USG seizes allegedly looted Mongolian dinosaur skeleton in New York City

On June 22, agents of the US Homeland Security Department seized a 24 foot long skeleton of Tyrannosurus bataar  from an art storage facility in New York City after US District Judge Kevin Castel signed  a warrant on June 19 authorizing the seizure after finding "probable cause to believe" that the nearly complete skeleton is subject to forfeiture under US laws. On May 18, US Attorney Preet Bhararam, acting in behalf of the US Department of Justice, filed a lawsuit in US District Court in New York City asking that the skeleton auctioned off on May 20 be turned over to USG custody for return to Mongolia.  President Ts. Elbegdorj  had obtained a Temporary Restraining Order to stop the auction, which proceeded contingent on the result of any court proceedings.

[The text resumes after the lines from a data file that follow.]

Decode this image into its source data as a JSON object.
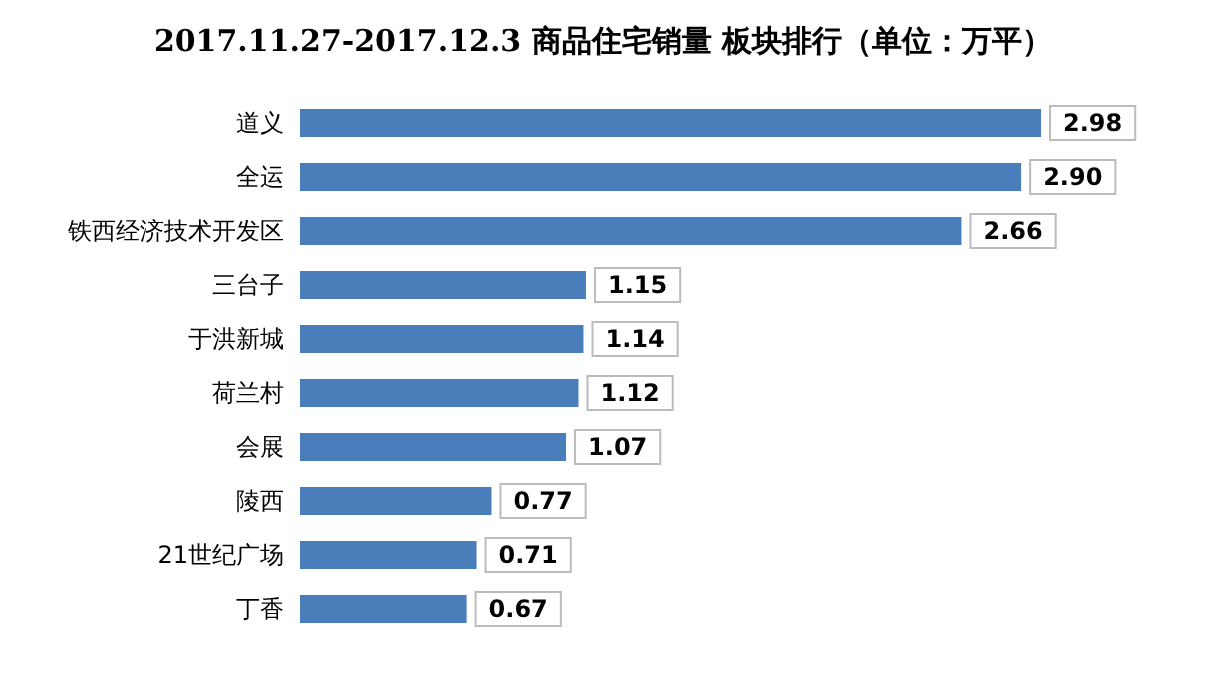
{
  "chart_data": {
    "type": "bar",
    "orientation": "horizontal",
    "title": "2017.11.27-2017.12.3 商品住宅销量 板块排行（单位：万平）",
    "categories": [
      "道义",
      "全运",
      "铁西经济技术开发区",
      "三台子",
      "于洪新城",
      "荷兰村",
      "会展",
      "陵西",
      "21世纪广场",
      "丁香"
    ],
    "values": [
      2.98,
      2.9,
      2.66,
      1.15,
      1.14,
      1.12,
      1.07,
      0.77,
      0.71,
      0.67
    ],
    "value_labels": [
      "2.98",
      "2.90",
      "2.66",
      "1.15",
      "1.14",
      "1.12",
      "1.07",
      "0.77",
      "0.71",
      "0.67"
    ],
    "color": "#4a7ebb",
    "grid": false
  }
}
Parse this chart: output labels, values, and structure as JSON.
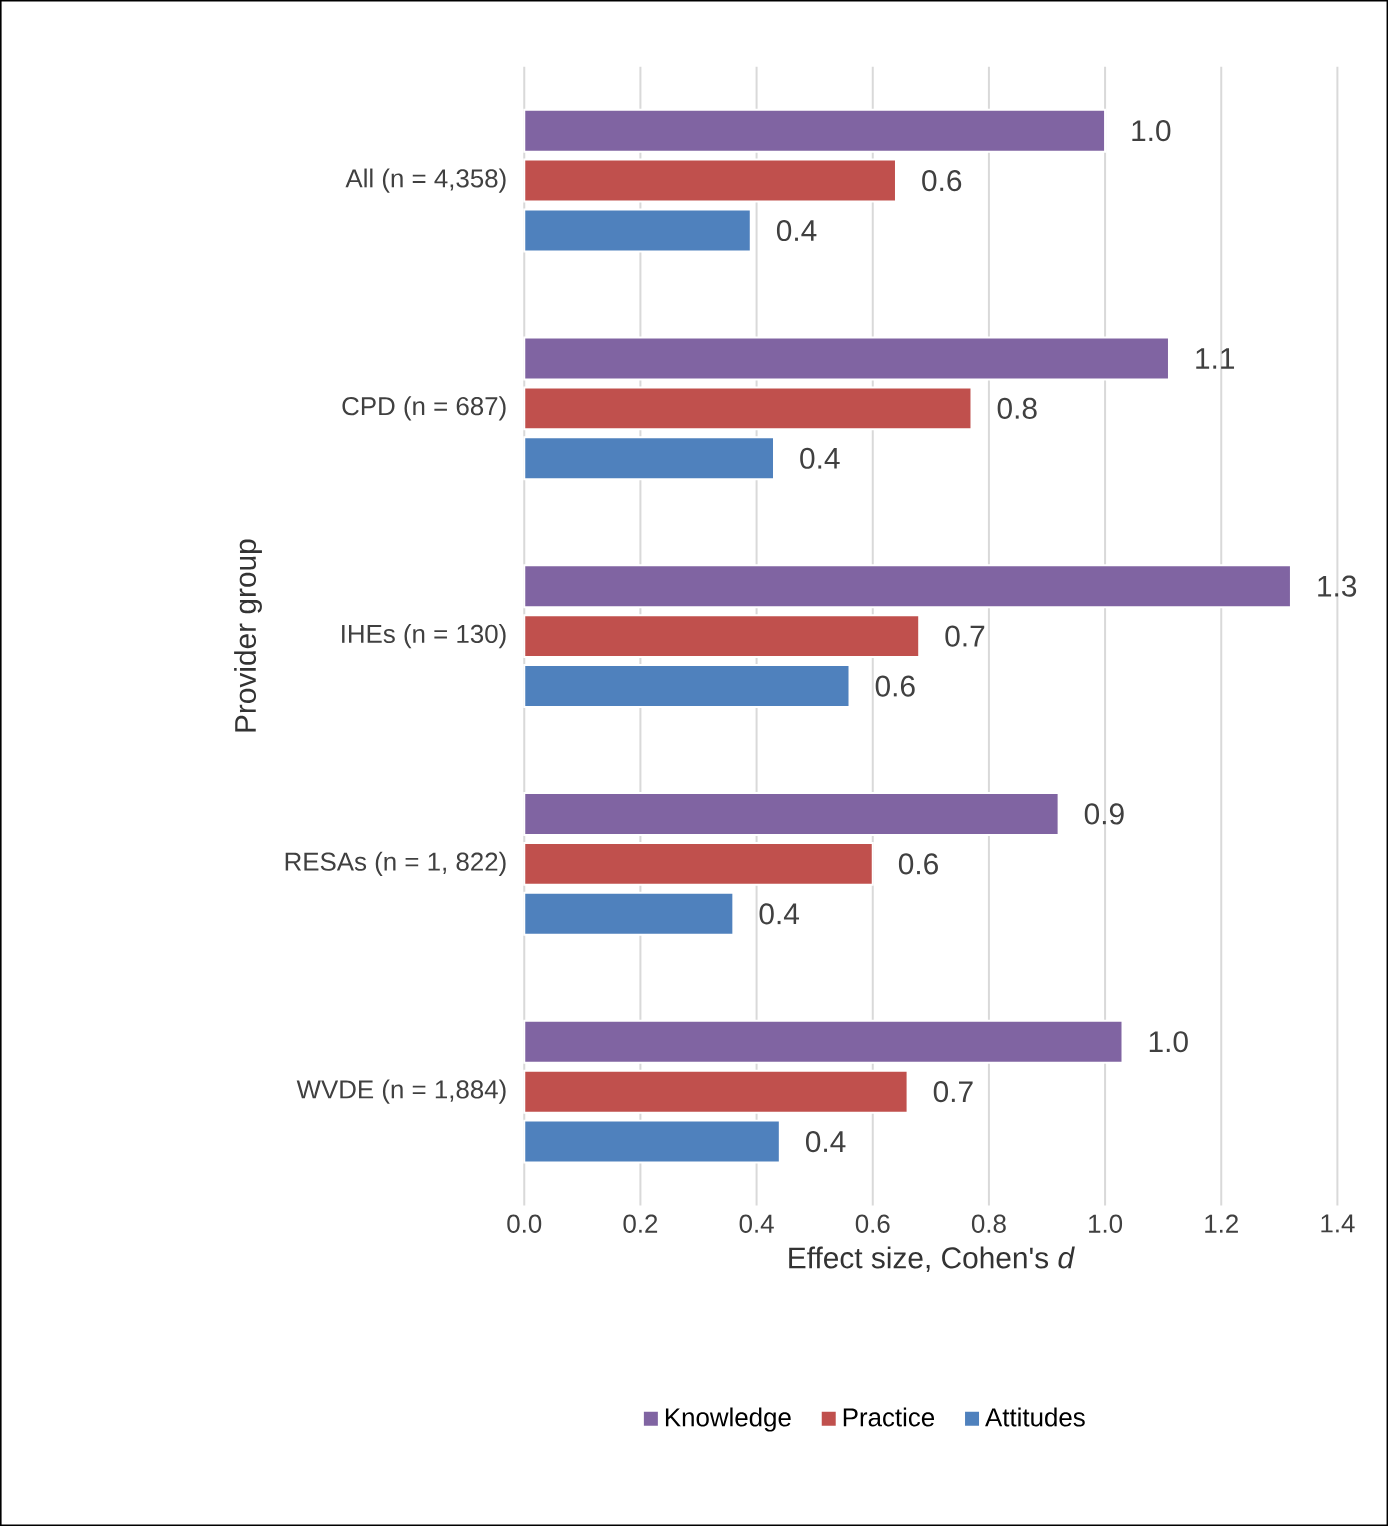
{
  "chart_data": {
    "type": "bar",
    "orientation": "horizontal",
    "ylabel": "Provider group",
    "xlabel": "Effect size, Cohen's *d*",
    "categories": [
      "All (n = 4,358)",
      "CPD (n = 687)",
      "IHEs (n = 130)",
      "RESAs (n = 1, 822)",
      "WVDE (n = 1,884)"
    ],
    "series": [
      {
        "name": "Knowledge",
        "color": "#8064a2",
        "values": [
          1.0,
          1.11,
          1.32,
          0.92,
          1.03
        ],
        "value_labels": [
          "1.0",
          "1.1",
          "1.3",
          "0.9",
          "1.0"
        ]
      },
      {
        "name": "Practice",
        "color": "#c0504d",
        "values": [
          0.64,
          0.77,
          0.68,
          0.6,
          0.66
        ],
        "value_labels": [
          "0.6",
          "0.8",
          "0.7",
          "0.6",
          "0.7"
        ]
      },
      {
        "name": "Attitudes",
        "color": "#4f81bd",
        "values": [
          0.39,
          0.43,
          0.56,
          0.36,
          0.44
        ],
        "value_labels": [
          "0.4",
          "0.4",
          "0.6",
          "0.4",
          "0.4"
        ]
      }
    ],
    "xlim": [
      0,
      1.4
    ],
    "xticks": [
      {
        "value": 0,
        "label": "0.0"
      },
      {
        "value": 0.2,
        "label": "0.2"
      },
      {
        "value": 0.4,
        "label": "0.4"
      },
      {
        "value": 0.6,
        "label": "0.6"
      },
      {
        "value": 0.8,
        "label": "0.8"
      },
      {
        "value": 1.0,
        "label": "1.0"
      },
      {
        "value": 1.2,
        "label": "1.2"
      },
      {
        "value": 1.4,
        "label": "1.4"
      }
    ],
    "grid": "x",
    "legend": "bottom"
  }
}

Elbegdorj thanked Bhararam for the USG intervention to help recover the skeleton, calling it "an important piece of the cultural heritage of the Mongolian people." Elbegdorj also said, "Cultural looting and profiteering cannot be tolerated anywhere and this cooperation between our governments is a large step forward to stopping it." 

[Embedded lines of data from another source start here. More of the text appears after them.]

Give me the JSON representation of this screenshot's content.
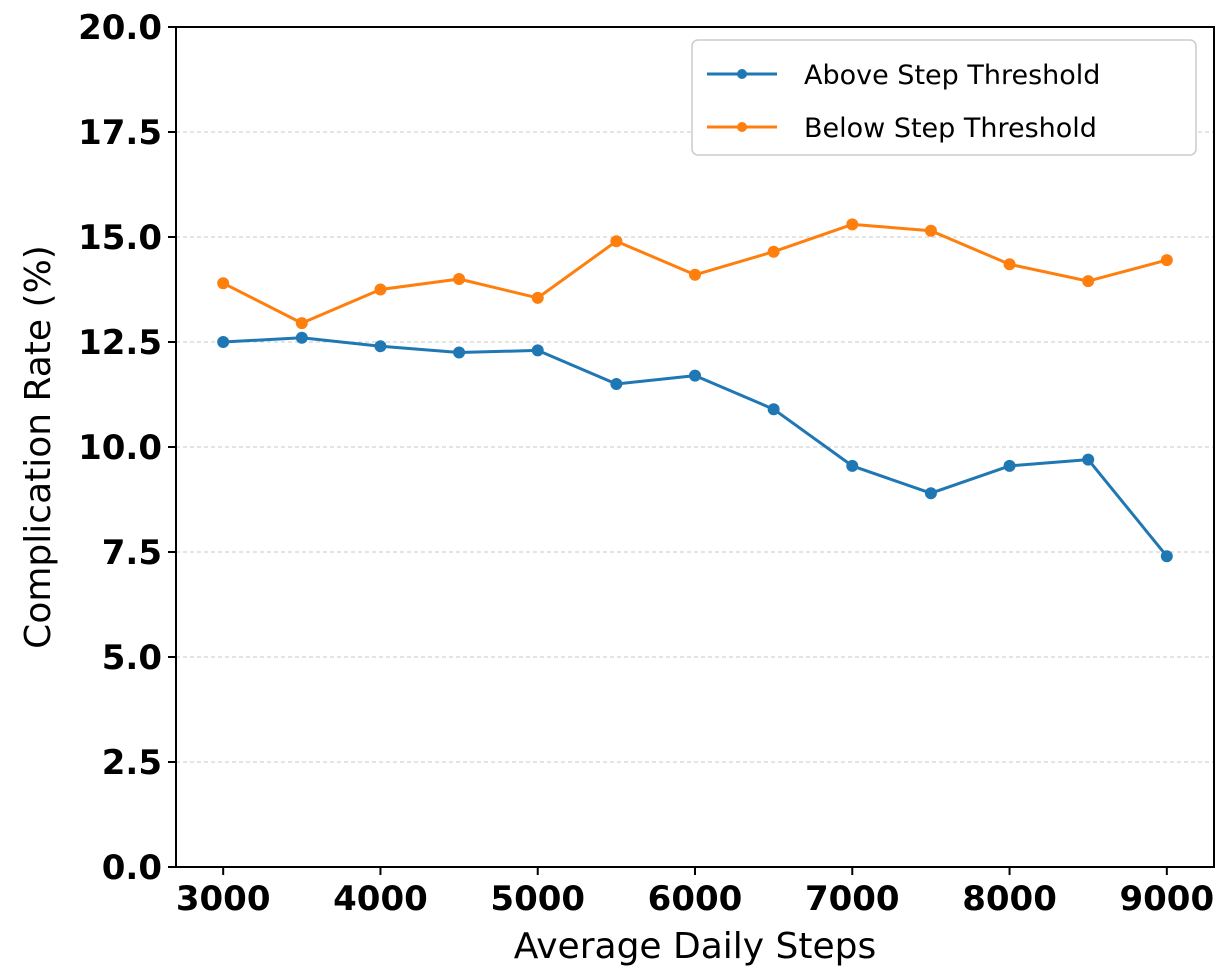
{
  "chart_data": {
    "type": "line",
    "title": "",
    "xlabel": "Average Daily Steps",
    "ylabel": "Complication Rate (%)",
    "xlim": [
      2700,
      9300
    ],
    "ylim": [
      0,
      20
    ],
    "grid": "horizontal",
    "legend_position": "top-right",
    "x": [
      3000,
      3500,
      4000,
      4500,
      5000,
      5500,
      6000,
      6500,
      7000,
      7500,
      8000,
      8500,
      9000
    ],
    "xticks": [
      3000,
      4000,
      5000,
      6000,
      7000,
      8000,
      9000
    ],
    "xtick_labels": [
      "3000",
      "4000",
      "5000",
      "6000",
      "7000",
      "8000",
      "9000"
    ],
    "yticks": [
      0,
      2.5,
      5,
      7.5,
      10,
      12.5,
      15,
      17.5,
      20
    ],
    "ytick_labels": [
      "0.0",
      "2.5",
      "5.0",
      "7.5",
      "10.0",
      "12.5",
      "15.0",
      "17.5",
      "20.0"
    ],
    "series": [
      {
        "name": "Above Step Threshold",
        "color": "#1f77b4",
        "values": [
          12.5,
          12.6,
          12.4,
          12.25,
          12.3,
          11.5,
          11.7,
          10.9,
          9.55,
          8.9,
          9.55,
          9.7,
          7.4
        ]
      },
      {
        "name": "Below Step Threshold",
        "color": "#ff7f0e",
        "values": [
          13.9,
          12.95,
          13.75,
          14.0,
          13.55,
          14.9,
          14.1,
          14.65,
          15.3,
          15.15,
          14.35,
          13.95,
          14.45
        ]
      }
    ]
  }
}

In its lawsuit, the Justice Department asserted that the skeleton was imported from Great Britain to Gainesville, FL, in March 2010 with erroneous claims that it originated in Great Britain and was worth only $15,000. It sold at auction on May 20 for over US$1 million. James T. Hayes Jr., head of the U.S. Immigration and Customs Enforcement's Homeland Security Investigations in New York, said criminal smugglers misrepresented the fossil to customs officials when they illegally imported it into the US. Jim Halperin, cofounder of Heritage Auctions, a defendant in the lawsuit, said: "We auctioned the Tyrannosaurus bataar conditionally, subject to future court rulings, so this matter is now in the hands of lawyers and politicians."  

US Attorney Bhararam said that the skeletal remains are "of tremendous cultural and historic significance to the people of Mongolia, and provide a connection to the country's prehistoric past. When the skeleton was allegedly looted, a piece of the country's natural history was stolen with it, and we look forward to returning it to its rightful place." The lawsuit said the bones were believed to have been discovered in the Gobi Desert between 1995 and 2005. A June 5 examination by five experts specializing in bataars produced unanimous agreement that the skeleton was a Tyrannosaurus bataar and almost certainly originated in the Nemegt Basin in Mongolia. US authorities said Tyrannosaurus bataars were first discovered in 1946 during a joint Soviet-Mongolian expedition in Omnogovi Province. Since 1924, Mongolia has enacted laws declaring fossils to be the property of the government of Mongolia and criminalizing their export.